Sanat, hem insanın yaratıcı yönünü biçimlendirir, hem de onun toplumsal varlığının bir parçasını oluşturur. Bu nedenle sanatçılar her dönemde kimi zaman toplumda kimsenin söylemeye cesaret edemediklerini söylemiş, kimi zaman kitleleri provoke etmiş, kimi zaman da toplumu eğitici rol üstlenmişlerdir. Buna karşın devletler de her dönemde kimi zaman sanatı kendi lehlerinde kullanmışlar, kimi zaman da sınırlamışlardır. Ancak yine de sanat özgürlüğü bir insan hakkı olarak anayasalarda tanınmıştır. Çalışmada sanat özgürlüğünün 1982 Anayasası bağlamında, yeri geldiğinde Alman Anayasası ile de kıyaslanarak, nitelenmesi ve sınırlandırılması problemi tartışılmıştır. Sanat özgürlüğünün, sanatın anlamı ve işlevi gereği sınırsız bir özgürlük olması gerekmektedir.
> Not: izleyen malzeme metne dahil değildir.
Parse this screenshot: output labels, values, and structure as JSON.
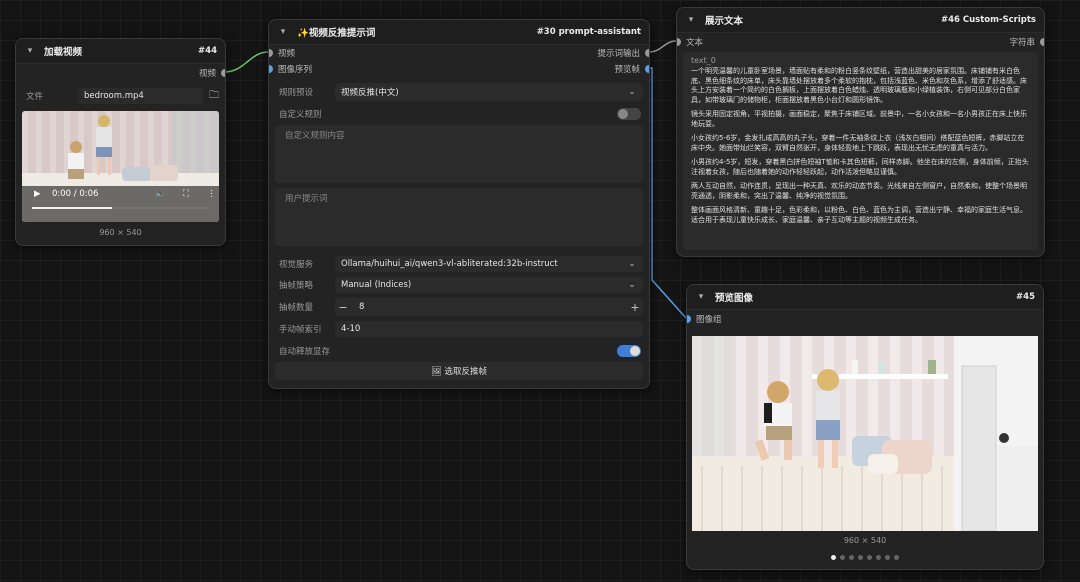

Sanat özgürlüğünün tek sınırı başkalarının kişilik hakları ile insan onuru olmalıdır. Ancak bu durumda dahi, somut olaya özgü olarak karar verilmelidir.
Art shapes the creative part and it completes the social side of the humans. Therefore in every era, the artists have mentioned all the things in which a society nobody could dare to tell, they provoked the masses and sometimes they carried the role of educators. On the contrary, the states have used the art for their sake and mostly they have limited it. However, the freedom of art has gained recognition in most constitutions. This article discusses the character and the limitation problem of the freedom of art, according to the 1982 Constitution of Turkey, compared partially to the German Constitution. The freedom of art should be absolute. The only limit for the freedom of art should be the human dignity and the others’ rights. But even in this case, it should be decided according to every particular situation.